My last bad habit is smoking but don’t worry, e-cigarettes are now available and I’m trying to switch to them. I feel stupid sucking on a plastic cigarette but it gets rid of the smoke, the smell and the dirty looks from my friends. Only inferior, insensitive and selfish people smoke now or so I am told and we used to be so cool in high school. Would you believe there is a tiny circuit board (computer) in the electronic cigarettes? I remember when I could hardly afford the new HP electronic calculator (around $200) and now I have a computer in my cigarette.

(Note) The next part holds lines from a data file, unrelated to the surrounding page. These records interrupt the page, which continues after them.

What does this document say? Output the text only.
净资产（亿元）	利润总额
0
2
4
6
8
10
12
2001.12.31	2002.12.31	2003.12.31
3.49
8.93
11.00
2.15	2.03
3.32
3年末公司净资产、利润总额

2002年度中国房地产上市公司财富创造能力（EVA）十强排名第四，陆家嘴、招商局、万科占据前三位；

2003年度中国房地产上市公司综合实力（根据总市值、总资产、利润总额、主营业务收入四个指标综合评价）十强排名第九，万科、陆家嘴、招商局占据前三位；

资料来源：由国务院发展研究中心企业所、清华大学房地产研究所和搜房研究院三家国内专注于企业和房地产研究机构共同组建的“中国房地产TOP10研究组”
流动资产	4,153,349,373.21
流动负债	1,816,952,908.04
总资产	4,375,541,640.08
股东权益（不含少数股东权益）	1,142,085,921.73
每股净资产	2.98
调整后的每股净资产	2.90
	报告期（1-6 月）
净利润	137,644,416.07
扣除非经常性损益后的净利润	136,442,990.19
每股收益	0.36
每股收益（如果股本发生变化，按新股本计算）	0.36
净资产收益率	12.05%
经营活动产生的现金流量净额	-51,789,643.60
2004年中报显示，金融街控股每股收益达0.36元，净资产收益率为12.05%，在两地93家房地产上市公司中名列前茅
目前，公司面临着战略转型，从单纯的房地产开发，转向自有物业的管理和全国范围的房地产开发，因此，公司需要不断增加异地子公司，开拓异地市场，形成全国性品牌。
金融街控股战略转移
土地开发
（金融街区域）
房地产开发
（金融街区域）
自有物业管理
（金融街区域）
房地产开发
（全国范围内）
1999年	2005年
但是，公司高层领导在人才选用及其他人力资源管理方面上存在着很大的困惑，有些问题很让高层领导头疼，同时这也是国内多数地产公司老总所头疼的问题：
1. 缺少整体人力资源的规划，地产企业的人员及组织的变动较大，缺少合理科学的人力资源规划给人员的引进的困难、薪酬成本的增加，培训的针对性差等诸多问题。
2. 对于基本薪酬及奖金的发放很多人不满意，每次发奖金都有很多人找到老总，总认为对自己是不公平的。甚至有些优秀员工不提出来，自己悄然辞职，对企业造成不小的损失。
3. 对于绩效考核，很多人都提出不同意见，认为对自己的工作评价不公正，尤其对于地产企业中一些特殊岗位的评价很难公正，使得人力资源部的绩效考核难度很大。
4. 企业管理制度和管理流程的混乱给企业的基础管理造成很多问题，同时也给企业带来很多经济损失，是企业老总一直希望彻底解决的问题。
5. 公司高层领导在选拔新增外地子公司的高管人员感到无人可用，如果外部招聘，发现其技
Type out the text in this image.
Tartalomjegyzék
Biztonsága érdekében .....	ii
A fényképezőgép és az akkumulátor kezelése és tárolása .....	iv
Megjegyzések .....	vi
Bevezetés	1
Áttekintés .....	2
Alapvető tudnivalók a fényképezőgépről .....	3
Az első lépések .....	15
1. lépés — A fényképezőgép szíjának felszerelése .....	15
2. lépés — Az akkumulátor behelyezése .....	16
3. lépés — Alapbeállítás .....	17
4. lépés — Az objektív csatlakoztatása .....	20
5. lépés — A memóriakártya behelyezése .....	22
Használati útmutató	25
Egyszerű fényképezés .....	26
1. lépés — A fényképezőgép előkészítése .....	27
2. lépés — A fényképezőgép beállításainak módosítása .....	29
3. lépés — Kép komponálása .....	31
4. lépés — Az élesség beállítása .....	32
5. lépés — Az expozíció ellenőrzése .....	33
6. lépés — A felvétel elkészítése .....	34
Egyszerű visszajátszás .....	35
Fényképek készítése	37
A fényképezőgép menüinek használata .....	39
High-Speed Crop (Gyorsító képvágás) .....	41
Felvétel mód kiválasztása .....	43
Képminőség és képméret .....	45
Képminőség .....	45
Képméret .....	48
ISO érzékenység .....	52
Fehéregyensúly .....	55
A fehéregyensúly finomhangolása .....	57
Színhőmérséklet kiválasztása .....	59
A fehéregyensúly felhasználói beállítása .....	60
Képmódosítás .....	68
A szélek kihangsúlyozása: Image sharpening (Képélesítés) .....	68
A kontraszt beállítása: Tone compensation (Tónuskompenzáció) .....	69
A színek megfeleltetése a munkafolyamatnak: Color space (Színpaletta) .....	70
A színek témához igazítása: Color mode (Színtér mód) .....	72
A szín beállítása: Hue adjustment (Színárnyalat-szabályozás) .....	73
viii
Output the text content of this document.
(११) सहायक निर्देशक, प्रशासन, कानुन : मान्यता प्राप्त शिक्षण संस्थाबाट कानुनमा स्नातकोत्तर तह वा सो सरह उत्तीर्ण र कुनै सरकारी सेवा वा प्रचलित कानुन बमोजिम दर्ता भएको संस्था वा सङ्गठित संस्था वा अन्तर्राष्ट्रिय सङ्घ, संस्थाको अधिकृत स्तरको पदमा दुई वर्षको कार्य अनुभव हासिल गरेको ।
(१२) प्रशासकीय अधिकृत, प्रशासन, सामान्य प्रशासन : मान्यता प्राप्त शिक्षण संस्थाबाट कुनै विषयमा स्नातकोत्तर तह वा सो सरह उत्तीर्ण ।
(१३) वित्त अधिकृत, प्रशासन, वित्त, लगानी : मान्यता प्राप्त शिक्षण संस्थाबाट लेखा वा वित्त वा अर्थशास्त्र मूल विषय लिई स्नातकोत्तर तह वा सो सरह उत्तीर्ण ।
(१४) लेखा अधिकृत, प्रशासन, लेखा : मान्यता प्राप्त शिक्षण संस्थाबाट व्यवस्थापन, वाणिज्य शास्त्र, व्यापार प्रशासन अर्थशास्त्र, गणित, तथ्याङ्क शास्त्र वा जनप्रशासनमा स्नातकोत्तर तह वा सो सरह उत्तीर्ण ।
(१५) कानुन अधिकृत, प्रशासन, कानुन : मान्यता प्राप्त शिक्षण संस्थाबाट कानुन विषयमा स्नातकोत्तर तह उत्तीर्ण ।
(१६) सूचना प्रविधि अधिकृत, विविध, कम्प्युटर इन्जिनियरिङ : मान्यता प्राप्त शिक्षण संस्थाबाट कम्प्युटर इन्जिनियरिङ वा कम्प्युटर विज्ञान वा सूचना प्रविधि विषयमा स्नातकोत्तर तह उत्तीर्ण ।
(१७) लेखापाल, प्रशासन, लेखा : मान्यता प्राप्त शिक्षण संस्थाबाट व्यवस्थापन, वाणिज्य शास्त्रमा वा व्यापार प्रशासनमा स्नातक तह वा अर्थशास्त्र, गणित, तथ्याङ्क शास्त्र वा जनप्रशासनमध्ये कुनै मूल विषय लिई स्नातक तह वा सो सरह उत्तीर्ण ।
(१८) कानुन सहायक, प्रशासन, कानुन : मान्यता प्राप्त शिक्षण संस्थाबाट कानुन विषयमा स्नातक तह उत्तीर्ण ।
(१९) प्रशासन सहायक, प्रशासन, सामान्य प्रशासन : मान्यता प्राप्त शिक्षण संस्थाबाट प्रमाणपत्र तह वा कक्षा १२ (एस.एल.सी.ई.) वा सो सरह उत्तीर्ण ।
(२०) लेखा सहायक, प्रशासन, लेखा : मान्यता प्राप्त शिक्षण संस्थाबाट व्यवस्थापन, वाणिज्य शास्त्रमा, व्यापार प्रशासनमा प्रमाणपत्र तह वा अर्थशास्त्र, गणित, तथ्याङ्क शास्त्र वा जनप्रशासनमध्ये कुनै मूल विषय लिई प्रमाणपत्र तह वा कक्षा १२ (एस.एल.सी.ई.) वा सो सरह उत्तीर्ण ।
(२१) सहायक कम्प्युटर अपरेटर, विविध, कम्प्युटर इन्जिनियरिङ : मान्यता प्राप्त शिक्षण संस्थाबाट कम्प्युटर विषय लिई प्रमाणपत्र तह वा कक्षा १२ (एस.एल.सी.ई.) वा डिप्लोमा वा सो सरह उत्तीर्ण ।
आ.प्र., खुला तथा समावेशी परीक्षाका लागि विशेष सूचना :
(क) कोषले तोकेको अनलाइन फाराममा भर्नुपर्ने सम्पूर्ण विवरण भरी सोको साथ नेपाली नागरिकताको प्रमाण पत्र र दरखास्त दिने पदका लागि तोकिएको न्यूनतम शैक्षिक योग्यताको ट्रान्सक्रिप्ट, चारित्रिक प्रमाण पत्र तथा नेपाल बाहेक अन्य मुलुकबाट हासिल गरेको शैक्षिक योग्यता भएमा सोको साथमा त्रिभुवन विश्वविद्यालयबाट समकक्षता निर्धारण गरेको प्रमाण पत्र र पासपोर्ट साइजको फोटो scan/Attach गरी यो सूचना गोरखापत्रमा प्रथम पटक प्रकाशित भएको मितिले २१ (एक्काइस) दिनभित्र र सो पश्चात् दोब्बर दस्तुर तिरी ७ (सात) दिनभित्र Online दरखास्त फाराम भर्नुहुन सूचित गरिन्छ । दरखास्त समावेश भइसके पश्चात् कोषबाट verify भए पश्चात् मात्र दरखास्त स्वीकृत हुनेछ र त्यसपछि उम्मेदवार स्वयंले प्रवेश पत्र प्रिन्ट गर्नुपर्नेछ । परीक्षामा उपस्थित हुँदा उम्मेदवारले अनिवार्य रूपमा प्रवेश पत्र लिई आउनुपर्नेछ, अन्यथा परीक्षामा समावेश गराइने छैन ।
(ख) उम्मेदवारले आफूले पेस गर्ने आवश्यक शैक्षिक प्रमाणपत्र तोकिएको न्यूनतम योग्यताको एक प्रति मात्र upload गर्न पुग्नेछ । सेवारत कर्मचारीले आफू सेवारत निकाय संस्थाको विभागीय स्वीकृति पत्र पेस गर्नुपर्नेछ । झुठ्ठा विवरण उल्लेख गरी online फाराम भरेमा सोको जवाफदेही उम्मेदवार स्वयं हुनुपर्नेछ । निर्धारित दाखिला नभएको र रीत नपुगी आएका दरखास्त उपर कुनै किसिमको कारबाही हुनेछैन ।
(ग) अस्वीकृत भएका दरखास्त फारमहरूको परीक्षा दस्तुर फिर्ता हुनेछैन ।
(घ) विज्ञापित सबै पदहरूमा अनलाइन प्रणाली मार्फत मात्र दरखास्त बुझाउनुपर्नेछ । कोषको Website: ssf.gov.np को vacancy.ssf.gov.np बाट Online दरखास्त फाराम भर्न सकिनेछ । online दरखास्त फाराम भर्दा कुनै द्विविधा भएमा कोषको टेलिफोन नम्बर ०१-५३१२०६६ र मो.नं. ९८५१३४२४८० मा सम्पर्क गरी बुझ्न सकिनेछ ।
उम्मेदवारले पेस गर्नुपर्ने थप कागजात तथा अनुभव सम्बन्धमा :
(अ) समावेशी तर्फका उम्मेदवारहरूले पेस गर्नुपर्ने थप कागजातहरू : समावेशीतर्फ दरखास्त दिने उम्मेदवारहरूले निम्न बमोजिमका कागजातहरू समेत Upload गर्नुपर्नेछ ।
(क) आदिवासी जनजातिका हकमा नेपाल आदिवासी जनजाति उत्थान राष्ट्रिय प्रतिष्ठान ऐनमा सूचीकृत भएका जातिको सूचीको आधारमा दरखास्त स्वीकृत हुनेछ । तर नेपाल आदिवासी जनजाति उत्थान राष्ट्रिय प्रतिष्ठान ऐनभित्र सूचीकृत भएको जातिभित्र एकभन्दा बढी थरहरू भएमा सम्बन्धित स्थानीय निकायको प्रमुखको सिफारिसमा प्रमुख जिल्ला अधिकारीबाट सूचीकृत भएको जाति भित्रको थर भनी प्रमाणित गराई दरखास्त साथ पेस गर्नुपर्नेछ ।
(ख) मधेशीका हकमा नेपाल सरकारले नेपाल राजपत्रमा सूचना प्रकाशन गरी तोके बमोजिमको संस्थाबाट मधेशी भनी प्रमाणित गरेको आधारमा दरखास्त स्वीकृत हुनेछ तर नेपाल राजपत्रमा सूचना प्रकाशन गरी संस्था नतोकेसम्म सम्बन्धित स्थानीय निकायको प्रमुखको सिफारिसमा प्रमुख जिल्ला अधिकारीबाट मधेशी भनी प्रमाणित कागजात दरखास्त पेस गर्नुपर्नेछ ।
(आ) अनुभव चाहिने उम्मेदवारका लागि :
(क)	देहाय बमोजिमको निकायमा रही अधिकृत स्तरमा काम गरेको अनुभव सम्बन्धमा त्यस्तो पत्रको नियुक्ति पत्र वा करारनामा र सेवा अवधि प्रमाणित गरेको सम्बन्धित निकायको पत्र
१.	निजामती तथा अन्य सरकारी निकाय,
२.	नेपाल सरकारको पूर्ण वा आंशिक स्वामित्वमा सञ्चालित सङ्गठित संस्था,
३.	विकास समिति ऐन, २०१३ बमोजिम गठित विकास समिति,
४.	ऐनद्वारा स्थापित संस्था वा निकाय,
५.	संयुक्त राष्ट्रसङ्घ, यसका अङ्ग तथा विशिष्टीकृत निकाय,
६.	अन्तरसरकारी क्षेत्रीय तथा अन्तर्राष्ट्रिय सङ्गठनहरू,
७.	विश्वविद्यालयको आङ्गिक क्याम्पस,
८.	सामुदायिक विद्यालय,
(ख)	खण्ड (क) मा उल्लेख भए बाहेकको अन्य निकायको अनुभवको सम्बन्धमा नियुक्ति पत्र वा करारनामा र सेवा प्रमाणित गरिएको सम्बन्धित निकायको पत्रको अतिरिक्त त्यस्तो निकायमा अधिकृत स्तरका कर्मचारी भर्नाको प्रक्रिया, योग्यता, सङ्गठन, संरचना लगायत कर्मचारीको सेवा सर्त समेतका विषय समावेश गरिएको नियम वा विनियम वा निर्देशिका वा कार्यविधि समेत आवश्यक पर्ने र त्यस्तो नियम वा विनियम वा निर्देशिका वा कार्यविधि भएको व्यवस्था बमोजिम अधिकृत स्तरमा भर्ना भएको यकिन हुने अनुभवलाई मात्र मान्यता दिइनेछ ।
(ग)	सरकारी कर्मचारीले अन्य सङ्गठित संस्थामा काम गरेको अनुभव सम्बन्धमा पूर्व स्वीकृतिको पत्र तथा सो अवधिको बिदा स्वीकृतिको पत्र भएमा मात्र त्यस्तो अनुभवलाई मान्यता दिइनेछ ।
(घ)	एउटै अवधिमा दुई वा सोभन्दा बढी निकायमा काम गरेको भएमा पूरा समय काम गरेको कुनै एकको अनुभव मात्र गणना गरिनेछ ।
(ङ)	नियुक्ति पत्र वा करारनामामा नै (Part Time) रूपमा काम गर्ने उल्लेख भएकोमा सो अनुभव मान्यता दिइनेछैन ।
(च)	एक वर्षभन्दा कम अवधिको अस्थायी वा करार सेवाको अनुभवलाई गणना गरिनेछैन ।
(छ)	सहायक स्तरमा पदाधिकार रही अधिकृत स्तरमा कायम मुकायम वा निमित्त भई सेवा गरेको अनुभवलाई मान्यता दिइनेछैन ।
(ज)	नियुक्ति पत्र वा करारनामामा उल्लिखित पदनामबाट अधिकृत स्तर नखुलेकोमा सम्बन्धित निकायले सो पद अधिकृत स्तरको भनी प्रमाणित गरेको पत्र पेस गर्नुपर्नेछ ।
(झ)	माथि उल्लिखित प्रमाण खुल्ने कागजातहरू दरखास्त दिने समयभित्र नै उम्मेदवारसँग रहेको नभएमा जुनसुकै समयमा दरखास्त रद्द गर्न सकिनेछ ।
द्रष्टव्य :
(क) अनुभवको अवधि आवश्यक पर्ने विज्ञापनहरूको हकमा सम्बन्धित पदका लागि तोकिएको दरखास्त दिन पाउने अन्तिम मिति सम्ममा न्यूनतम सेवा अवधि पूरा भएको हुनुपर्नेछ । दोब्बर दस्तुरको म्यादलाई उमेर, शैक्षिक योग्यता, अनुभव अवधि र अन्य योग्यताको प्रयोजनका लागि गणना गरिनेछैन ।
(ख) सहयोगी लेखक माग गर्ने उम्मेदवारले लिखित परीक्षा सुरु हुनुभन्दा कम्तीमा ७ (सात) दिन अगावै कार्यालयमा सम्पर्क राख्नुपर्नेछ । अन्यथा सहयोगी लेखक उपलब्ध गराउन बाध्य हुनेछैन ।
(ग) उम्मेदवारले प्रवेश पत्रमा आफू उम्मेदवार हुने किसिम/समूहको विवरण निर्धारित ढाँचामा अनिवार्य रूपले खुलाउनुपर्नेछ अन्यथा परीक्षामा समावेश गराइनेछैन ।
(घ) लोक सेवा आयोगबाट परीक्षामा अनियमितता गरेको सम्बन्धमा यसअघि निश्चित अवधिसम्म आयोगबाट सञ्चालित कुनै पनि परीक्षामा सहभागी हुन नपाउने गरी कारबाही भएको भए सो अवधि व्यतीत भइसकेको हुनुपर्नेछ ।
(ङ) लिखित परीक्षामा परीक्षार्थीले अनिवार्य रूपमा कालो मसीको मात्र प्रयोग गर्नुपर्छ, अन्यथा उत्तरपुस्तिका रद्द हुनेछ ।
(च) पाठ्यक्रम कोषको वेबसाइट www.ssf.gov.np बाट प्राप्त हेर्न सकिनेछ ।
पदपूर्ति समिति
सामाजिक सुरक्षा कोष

Strange world we live in when cigarettes are very uncool yet cigars are more popular than ever. Science fiction even predicted the e-cigarettes decades ago. So e-cigarettes will become very helpful to expats.

And don’t forget e-colleges. You can get a degree from many of the e-universities that now exist with just access to the Internet. Really great for expats still wanting to learn. Many of the lectures from fine institutions like Harvard and Yale are also available for free.

So welcome to the e-world and especially to all you expats out there. Now we need wait only for e-wives and e-husbands which I’m sure will be along soon because I read a science fiction story about it once.

Darrell

One Comment

  1. Brian

    September 8, 2013 at 12:53 am

    I came to Nicaragua for three months earlier this year for the first time since the 1980s and like many others plan to make it my home. The only thing i missed were my books. I did bring a stack of Atlantic Monthlys and Harper’s that had built up in my house and read each at least 5 times. I now have an iPad mini and a large selection of ebook to read when I return.

    Tech is the single biggest difference from when I lived in Costa Rica 30 years ago and it seems much for the better. Unlike when my town in C.R. got electricity and everyone huddled around the TV instead of walking around visiting in the evenings – which is why I sold my house and moved – cell phones and to a lesser extent internet have become an integral part of local life with few of the drawbacks.

    Your mention of e-readers for schools is a wonderful idea and and I’m sure they could be cheaply made using the same goals as One Laptop Per Child. Unfortunately nothing can take the place of large illustrated childrens books to show them the joys of reading which make a 7 inch grayscale screen appear, well, pale in comparison.

    My dream for the future includes e-ating and e-xercise so I can simply read my way to good health.